Sitting in an idyllic location near the city of Sandefjord, along Norway's southeastern coastline, is this secluded cluster of micro cabins. They constitute the holiday home of a multigenerational family, designed by Oslo-based Reiulf Ramstad Architects.
The brief from the client was for a design that could not only be used as a single vacation house for the whole family; the layout should also allow for independent living when needed. 'This kind of structure for cabins is quite usual in Norway,' says Reiulf Ramstad architect Anders Tjønneland.
Their solution was to design a set of three distinct sleeping and living structures, two of which are joined internally, creating a shared space. The third one is completely separate with its own external entrance. To bind all of the structures together, an elevated timber deck extends from the larger middle structure, acting as the focal point of the central outdoor courtyard.

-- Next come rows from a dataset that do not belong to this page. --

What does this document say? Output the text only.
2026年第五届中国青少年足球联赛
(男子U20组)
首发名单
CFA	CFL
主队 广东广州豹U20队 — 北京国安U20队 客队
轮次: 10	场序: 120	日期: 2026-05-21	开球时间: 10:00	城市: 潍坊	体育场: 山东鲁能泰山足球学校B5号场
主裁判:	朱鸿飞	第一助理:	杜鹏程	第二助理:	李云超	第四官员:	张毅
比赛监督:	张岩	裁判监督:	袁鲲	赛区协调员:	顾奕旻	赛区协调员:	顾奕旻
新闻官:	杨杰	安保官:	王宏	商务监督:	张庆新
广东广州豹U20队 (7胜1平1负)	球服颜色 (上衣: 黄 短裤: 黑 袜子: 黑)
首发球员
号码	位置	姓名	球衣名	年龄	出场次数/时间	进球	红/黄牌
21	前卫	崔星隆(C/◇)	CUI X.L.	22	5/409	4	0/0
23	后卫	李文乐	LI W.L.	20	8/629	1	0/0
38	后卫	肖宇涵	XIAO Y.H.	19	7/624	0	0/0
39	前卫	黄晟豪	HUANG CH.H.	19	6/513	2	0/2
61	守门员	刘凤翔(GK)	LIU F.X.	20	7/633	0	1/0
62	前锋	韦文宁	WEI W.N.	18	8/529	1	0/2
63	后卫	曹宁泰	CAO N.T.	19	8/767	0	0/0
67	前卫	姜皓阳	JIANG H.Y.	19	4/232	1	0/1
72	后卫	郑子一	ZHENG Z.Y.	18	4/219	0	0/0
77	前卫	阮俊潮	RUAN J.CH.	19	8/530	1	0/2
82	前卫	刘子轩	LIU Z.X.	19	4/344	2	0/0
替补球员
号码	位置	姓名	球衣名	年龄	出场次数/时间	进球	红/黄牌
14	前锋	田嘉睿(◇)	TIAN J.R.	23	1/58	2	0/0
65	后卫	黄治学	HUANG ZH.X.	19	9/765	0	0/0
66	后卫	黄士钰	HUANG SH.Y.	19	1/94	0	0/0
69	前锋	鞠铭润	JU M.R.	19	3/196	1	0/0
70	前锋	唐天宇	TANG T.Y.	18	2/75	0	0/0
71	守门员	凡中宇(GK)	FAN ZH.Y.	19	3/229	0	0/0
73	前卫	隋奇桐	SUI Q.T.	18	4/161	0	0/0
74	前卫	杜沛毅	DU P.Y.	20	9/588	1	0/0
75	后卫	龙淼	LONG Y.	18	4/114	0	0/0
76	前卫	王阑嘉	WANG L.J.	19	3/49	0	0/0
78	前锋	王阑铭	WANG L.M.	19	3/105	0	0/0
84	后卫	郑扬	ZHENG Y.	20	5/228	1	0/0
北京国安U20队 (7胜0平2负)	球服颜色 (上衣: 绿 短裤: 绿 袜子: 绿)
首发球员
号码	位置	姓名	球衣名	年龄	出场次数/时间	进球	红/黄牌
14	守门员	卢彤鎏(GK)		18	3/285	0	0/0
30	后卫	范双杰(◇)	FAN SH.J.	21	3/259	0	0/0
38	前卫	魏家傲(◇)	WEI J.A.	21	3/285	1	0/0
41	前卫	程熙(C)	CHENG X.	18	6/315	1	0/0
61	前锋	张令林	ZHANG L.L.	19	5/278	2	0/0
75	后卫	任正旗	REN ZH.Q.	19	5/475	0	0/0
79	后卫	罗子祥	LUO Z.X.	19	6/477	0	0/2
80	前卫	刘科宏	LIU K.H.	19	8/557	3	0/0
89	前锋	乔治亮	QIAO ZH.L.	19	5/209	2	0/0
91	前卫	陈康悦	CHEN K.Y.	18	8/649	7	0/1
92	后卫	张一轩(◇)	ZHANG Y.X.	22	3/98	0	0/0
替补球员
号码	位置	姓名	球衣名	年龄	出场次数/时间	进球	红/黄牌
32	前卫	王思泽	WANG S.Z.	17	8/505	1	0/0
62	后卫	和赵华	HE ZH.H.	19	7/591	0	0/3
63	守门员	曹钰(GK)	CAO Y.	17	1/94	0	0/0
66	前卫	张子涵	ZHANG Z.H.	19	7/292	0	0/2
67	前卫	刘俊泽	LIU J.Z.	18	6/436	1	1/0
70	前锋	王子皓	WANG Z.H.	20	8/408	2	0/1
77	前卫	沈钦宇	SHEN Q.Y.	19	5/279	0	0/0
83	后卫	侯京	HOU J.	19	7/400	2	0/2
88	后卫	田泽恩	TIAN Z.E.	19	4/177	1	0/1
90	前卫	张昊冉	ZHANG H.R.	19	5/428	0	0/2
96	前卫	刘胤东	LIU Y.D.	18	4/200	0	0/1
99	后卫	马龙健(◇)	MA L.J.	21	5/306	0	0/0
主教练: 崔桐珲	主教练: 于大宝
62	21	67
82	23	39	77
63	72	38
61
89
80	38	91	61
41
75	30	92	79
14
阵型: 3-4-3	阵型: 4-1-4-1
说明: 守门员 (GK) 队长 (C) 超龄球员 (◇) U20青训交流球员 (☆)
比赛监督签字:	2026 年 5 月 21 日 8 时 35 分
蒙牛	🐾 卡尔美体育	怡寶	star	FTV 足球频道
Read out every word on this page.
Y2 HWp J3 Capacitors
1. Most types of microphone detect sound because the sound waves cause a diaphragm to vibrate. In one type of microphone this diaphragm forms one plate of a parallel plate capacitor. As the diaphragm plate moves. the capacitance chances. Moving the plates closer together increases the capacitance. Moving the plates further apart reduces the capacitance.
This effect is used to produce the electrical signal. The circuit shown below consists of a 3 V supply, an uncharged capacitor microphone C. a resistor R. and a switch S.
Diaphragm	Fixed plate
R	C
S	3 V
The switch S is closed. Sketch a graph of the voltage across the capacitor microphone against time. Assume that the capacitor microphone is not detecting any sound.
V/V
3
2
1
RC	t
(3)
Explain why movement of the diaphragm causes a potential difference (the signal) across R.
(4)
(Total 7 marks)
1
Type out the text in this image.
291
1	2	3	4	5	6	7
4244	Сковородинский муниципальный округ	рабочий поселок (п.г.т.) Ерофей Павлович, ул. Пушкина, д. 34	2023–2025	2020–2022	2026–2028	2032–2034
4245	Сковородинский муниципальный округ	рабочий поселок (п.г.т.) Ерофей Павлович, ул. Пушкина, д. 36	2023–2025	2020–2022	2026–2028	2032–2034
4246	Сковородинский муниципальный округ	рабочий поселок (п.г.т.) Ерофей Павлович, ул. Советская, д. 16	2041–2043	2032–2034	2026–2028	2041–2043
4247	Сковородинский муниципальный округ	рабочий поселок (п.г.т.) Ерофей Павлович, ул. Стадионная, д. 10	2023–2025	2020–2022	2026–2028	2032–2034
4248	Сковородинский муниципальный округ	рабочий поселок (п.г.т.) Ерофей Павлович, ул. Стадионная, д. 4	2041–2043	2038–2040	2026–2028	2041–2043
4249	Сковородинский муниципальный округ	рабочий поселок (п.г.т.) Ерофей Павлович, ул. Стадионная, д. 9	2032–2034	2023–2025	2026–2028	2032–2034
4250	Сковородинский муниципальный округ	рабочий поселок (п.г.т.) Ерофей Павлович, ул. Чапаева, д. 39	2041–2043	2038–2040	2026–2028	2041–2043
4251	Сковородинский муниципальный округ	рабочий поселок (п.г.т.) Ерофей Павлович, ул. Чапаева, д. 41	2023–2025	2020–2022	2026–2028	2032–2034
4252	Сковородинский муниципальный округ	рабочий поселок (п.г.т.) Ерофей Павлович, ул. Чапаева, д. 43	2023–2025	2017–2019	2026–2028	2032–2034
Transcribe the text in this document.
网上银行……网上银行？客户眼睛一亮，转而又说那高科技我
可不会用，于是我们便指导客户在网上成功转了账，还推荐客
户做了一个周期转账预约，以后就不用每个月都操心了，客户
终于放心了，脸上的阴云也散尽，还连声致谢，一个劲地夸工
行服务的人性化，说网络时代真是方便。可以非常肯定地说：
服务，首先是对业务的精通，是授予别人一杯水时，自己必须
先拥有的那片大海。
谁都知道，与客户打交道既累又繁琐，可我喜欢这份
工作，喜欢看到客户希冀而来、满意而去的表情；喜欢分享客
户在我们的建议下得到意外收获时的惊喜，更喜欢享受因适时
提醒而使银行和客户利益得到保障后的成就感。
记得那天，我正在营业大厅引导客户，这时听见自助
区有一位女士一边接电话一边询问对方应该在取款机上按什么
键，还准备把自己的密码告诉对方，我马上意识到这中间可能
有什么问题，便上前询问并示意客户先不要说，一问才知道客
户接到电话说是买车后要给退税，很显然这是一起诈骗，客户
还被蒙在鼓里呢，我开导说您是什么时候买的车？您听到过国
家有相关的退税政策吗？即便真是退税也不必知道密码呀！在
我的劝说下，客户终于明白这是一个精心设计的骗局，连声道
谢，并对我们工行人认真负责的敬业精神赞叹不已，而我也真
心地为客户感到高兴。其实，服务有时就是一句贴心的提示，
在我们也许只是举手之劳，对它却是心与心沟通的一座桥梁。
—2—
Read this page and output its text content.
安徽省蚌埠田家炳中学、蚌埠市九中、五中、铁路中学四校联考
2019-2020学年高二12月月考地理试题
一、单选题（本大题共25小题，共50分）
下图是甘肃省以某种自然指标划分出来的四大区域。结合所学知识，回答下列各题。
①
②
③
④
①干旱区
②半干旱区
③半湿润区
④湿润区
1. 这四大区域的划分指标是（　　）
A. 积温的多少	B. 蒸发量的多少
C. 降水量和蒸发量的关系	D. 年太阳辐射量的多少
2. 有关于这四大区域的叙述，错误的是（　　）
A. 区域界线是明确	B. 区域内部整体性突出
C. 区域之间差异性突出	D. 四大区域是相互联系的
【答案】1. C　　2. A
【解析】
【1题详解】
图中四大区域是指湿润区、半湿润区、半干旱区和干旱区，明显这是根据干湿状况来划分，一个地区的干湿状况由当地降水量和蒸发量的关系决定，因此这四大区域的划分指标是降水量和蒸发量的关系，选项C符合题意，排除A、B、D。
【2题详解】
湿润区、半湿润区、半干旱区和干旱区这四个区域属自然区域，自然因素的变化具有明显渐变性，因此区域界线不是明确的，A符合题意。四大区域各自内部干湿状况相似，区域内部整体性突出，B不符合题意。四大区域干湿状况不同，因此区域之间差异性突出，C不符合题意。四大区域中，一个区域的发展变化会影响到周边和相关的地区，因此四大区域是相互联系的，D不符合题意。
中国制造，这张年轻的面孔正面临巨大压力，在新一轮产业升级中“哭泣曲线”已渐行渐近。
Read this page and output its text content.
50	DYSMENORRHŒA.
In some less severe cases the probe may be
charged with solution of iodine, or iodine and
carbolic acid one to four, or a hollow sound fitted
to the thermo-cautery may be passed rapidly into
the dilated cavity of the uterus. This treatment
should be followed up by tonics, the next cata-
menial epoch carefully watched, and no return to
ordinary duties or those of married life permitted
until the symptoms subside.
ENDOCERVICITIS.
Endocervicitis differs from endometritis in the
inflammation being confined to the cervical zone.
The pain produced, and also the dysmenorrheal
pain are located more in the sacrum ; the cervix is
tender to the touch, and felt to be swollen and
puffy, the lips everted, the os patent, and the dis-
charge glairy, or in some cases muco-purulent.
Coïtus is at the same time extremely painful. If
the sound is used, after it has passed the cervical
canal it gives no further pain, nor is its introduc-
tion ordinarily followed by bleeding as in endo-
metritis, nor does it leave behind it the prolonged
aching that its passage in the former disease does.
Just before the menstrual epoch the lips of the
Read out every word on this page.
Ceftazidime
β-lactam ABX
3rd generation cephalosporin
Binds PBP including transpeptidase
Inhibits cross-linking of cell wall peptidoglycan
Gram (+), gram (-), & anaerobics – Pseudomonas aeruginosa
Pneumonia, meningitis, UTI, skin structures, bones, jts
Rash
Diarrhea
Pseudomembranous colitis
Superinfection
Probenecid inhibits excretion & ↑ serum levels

Drawing on natural materials - namely, Norwegian pine, a recurrent feature in Reiulf Ramstad's designs - the set of structures integrate with their surroundings, allowing for the clients to immerse themselves in nature. They also benefit from their own microclimate. Tjønneland explains, 'The built structure, together with the cliff behind, forms an external room, which is then warmed from the sun's energy that is stored in the cliff during the day.' Internally, the house features steel frames with invisible details, hidden inside the flushed finished timber-clad walls.
Benefiting from the site's southwesterly orientation, the cabins' glazed sides allow natural light to infiltrate the interior, also granting the family uninterrupted views over towards the Herfellbukta Bay. In an area known for its recreational activities (bathing, fishing and trekking are common activities) the Micro Cluster Cabins provide a peaceful, tailor-made haven for their guests.